The lomas harbor some 350 plant species. Of these, 44 are endemic including the almost extinct Arrayán tree (Myrcianthes ferreyrae), three types of cactus (Eulychnia ritteri, Echinopsis chalaensis and Pygmaeocereus familiaris), and two types of bell flower (Nolana inflate and Nolata aticoana). The most common species found in the lomas is the native Tara, or Spiny holdback tree (Caesalpinia spinosa), whose pods and seeds are used to produce tannic acid and gum for domestic and international markets.
Wildlife is also abundant in this ecosystem, particularly during the fog season, and includes mammals such as:
- the South American White-tailed deer (Odocoileus virginianus sp.),
- the Grey fox (Pseudalopex griseus),
- the Guanaco (Lama guanicoe),
- an endemic mouse (Calomys sp.),
- an endemic species of scorpion (Orobothriurus atiquipa), and
- more than 80 bird species, including the endangered Slender-billed Finch (Xenospingus concolor).
Unmanaged cattle grazing and informal mining activities are the main threats to this habitat. Local herders use the lomas as forage for their cows, goats and sheep. Small-scale mining is practiced in private lands next to the lomas, causing erosion on the adjacent slopes which in turn can bring about the pollution of scarce water courses.
Besides their rich biodiversity, the lomas in Atiquipa also harbor important cultural remains that attract an increasing number of tourists. The lomas are located close to Puerto Inca, one of the most important archaeological sites on the Peruvian coast. Puerto Inca is an architectural complex with several colcas, or food cellars.

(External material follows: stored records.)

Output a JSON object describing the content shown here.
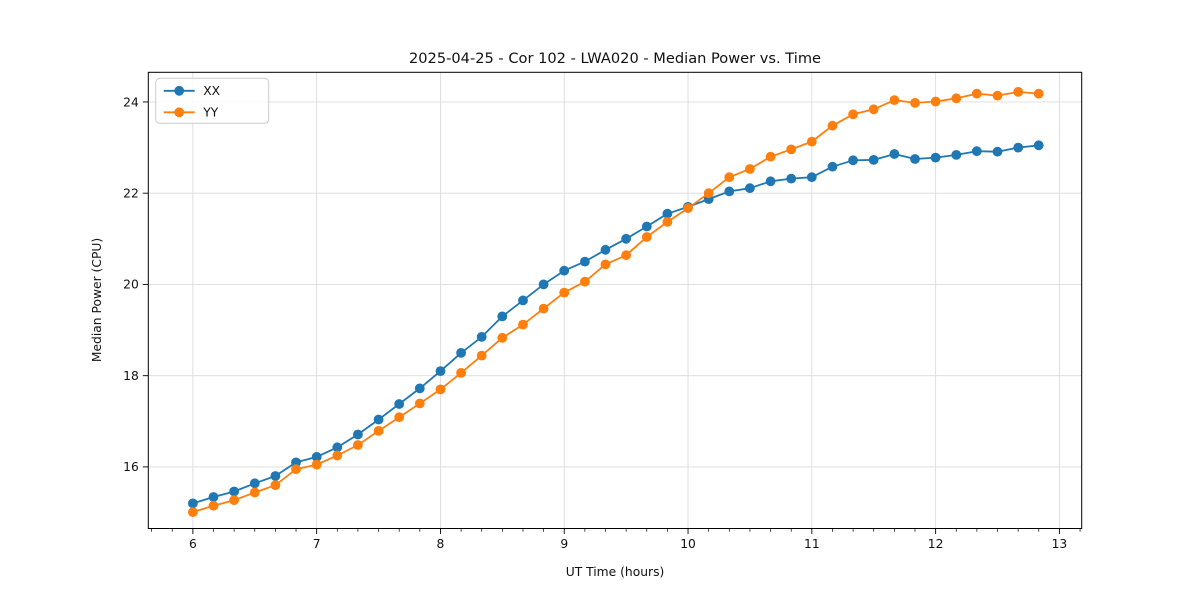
{
  "figure": {
    "title": "2025-04-25 - Cor 102 - LWA020 - Median Power vs. Time",
    "xlabel": "UT Time (hours)",
    "ylabel": "Median Power (CPU)"
  },
  "chart_data": {
    "type": "line",
    "title": "2025-04-25 - Cor 102 - LWA020 - Median Power vs. Time",
    "xlabel": "UT Time (hours)",
    "ylabel": "Median Power (CPU)",
    "xlim": [
      5.64,
      13.18
    ],
    "ylim": [
      14.65,
      24.65
    ],
    "xticks": [
      6,
      7,
      8,
      9,
      10,
      11,
      12,
      13
    ],
    "yticks": [
      16,
      18,
      20,
      22,
      24
    ],
    "x_minor_step": 0.166667,
    "grid": true,
    "grid_color": "#dcdcdc",
    "legend_position": "upper left",
    "background": "#ffffff",
    "spine_color": "#000000",
    "x": [
      6.0,
      6.167,
      6.333,
      6.5,
      6.667,
      6.833,
      7.0,
      7.167,
      7.333,
      7.5,
      7.667,
      7.833,
      8.0,
      8.167,
      8.333,
      8.5,
      8.667,
      8.833,
      9.0,
      9.167,
      9.333,
      9.5,
      9.667,
      9.833,
      10.0,
      10.167,
      10.333,
      10.5,
      10.667,
      10.833,
      11.0,
      11.167,
      11.333,
      11.5,
      11.667,
      11.833,
      12.0,
      12.167,
      12.333,
      12.5,
      12.667,
      12.833
    ],
    "series": [
      {
        "name": "XX",
        "color": "#1f77b4",
        "values": [
          15.2,
          15.34,
          15.46,
          15.64,
          15.8,
          16.1,
          16.22,
          16.43,
          16.71,
          17.04,
          17.38,
          17.72,
          18.1,
          18.5,
          18.85,
          19.3,
          19.65,
          20.0,
          20.3,
          20.5,
          20.76,
          21.0,
          21.27,
          21.55,
          21.7,
          21.87,
          22.04,
          22.11,
          22.26,
          22.32,
          22.35,
          22.58,
          22.72,
          22.73,
          22.86,
          22.75,
          22.78,
          22.84,
          22.92,
          22.91,
          23.0,
          23.05
        ]
      },
      {
        "name": "YY",
        "color": "#ff7f0e",
        "values": [
          15.01,
          15.15,
          15.27,
          15.44,
          15.6,
          15.95,
          16.05,
          16.25,
          16.48,
          16.79,
          17.09,
          17.39,
          17.7,
          18.06,
          18.44,
          18.83,
          19.12,
          19.47,
          19.82,
          20.06,
          20.44,
          20.64,
          21.04,
          21.37,
          21.67,
          22.0,
          22.35,
          22.53,
          22.8,
          22.96,
          23.13,
          23.48,
          23.73,
          23.84,
          24.04,
          23.98,
          24.01,
          24.08,
          24.18,
          24.14,
          24.22,
          24.18
        ]
      }
    ]
  }
}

The lomas provided the ancient inhabitants of Puerto Inca with game, fruits and seeds, which they complemented with marine resources such as fish and seafood that were distributed along the Great Road of the Inca (Capaq Ñan, in Quechua tongue), which skirts the lomas on its way to Cusco, the former political and administrative center of the Inca culture.
What Is the Conservancy Doing?
Starting this year, the Conservancy is partnering with the Universidad Nacional San Agustín (UNSA) in Arequipa, the Yaku Allpa Association,the Atiquipa Rural Community Association, and the National Protected Areas Service, to carry out a three-year project aimed at the conservation and ecological restoration of lomas and community-based management of natural resources in Atiquipa, benefiting 80 families.

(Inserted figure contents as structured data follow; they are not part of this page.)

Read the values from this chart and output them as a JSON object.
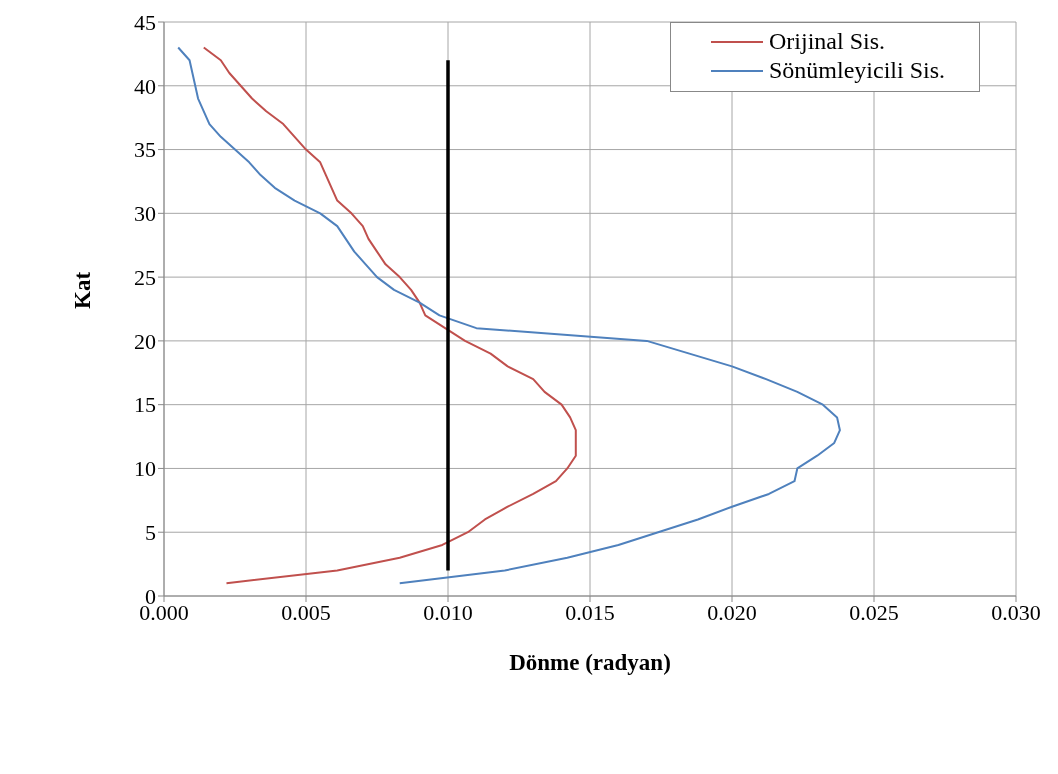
{
  "chart_data": {
    "type": "line",
    "xlabel": "Dönme (radyan)",
    "ylabel": "Kat",
    "xlim": [
      0,
      0.03
    ],
    "xticks": [
      {
        "value": 0,
        "label": "0.000"
      },
      {
        "value": 0.005,
        "label": "0.005"
      },
      {
        "value": 0.01,
        "label": "0.010"
      },
      {
        "value": 0.015,
        "label": "0.015"
      },
      {
        "value": 0.02,
        "label": "0.020"
      },
      {
        "value": 0.025,
        "label": "0.025"
      },
      {
        "value": 0.03,
        "label": "0.030"
      }
    ],
    "ylim": [
      0,
      45
    ],
    "yticks": [
      0,
      5,
      10,
      15,
      20,
      25,
      30,
      35,
      40,
      45
    ],
    "grid": true,
    "legend": "top right",
    "marker": "none",
    "line_style": "solid",
    "series": [
      {
        "name": "Orijinal Sis.",
        "color": "#c0504d",
        "x": [
          0.0022,
          0.0061,
          0.0083,
          0.0098,
          0.0107,
          0.0113,
          0.0121,
          0.013,
          0.0138,
          0.0142,
          0.0145,
          0.0145,
          0.0145,
          0.0143,
          0.014,
          0.0134,
          0.013,
          0.0121,
          0.0115,
          0.0106,
          0.0099,
          0.0092,
          0.009,
          0.0087,
          0.0083,
          0.0078,
          0.0075,
          0.0072,
          0.007,
          0.0066,
          0.0061,
          0.0059,
          0.0057,
          0.0055,
          0.005,
          0.0046,
          0.0042,
          0.0036,
          0.0031,
          0.0027,
          0.0023,
          0.002,
          0.0014
        ],
        "values": [
          1,
          2,
          3,
          4,
          5,
          6,
          7,
          8,
          9,
          10,
          11,
          12,
          13,
          14,
          15,
          16,
          17,
          18,
          19,
          20,
          21,
          22,
          23,
          24,
          25,
          26,
          27,
          28,
          29,
          30,
          31,
          32,
          33,
          34,
          35,
          36,
          37,
          38,
          39,
          40,
          41,
          42,
          43
        ]
      },
      {
        "name": "Sönümleyicili Sis.",
        "color": "#4f81bd",
        "x": [
          0.0083,
          0.012,
          0.0142,
          0.016,
          0.0174,
          0.0188,
          0.02,
          0.0213,
          0.0222,
          0.0223,
          0.023,
          0.0236,
          0.0238,
          0.0237,
          0.0232,
          0.0223,
          0.0212,
          0.02,
          0.0185,
          0.017,
          0.011,
          0.0097,
          0.009,
          0.0081,
          0.0075,
          0.0071,
          0.0067,
          0.0064,
          0.0061,
          0.0055,
          0.0046,
          0.0039,
          0.0034,
          0.003,
          0.0025,
          0.002,
          0.0016,
          0.0014,
          0.0012,
          0.0011,
          0.001,
          0.0009,
          0.0005
        ],
        "values": [
          1,
          2,
          3,
          4,
          5,
          6,
          7,
          8,
          9,
          10,
          11,
          12,
          13,
          14,
          15,
          16,
          17,
          18,
          19,
          20,
          21,
          22,
          23,
          24,
          25,
          26,
          27,
          28,
          29,
          30,
          31,
          32,
          33,
          34,
          35,
          36,
          37,
          38,
          39,
          40,
          41,
          42,
          43
        ]
      },
      {
        "color": "#000000",
        "x": [
          0.01,
          0.01
        ],
        "values": [
          2,
          42
        ]
      }
    ]
  }
}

Juan José Rodríguez, the Conservancy’s Coasts and Deserts coordinator, explains that the project builds on previous and successful conservation and restoration activities carried out with community participation, and that “it intends to ensure a legal conservation status for the lomas in Atiquipa, to increase efficiency in obtaining water from fog by improving the design of fog-catching facilities and to support economic activities such as olive or Tara production.”

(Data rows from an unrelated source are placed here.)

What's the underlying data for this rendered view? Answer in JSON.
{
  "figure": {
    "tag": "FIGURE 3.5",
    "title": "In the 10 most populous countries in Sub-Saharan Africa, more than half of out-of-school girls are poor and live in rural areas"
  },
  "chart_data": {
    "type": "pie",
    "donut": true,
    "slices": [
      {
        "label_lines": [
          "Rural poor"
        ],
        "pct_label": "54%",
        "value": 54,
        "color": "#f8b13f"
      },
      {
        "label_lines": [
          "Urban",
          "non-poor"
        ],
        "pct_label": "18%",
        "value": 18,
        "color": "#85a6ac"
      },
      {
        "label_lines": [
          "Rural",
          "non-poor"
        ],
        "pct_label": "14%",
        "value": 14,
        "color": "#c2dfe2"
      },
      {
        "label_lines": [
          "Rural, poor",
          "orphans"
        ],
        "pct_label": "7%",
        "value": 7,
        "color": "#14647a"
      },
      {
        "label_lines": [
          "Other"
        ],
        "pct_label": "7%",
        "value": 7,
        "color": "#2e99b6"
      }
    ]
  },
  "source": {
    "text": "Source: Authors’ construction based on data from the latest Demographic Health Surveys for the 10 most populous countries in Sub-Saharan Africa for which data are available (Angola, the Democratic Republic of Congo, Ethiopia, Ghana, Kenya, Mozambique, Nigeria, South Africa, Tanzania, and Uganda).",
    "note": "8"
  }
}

The Conservancy will also contribute to the development of alternative sustainable livelihoods, such as ecotourism linked to the area’s rich cultural heritage, by training local community members as tour guides and service personnel (for transport, food and lodging). Percy Jiménez, researcher with UNSA and project leader, is optimistic “because we have broad knowledge on how this ecosystem works and we have the support and participation of the local population, who also own the Lomas de Atiquipa.”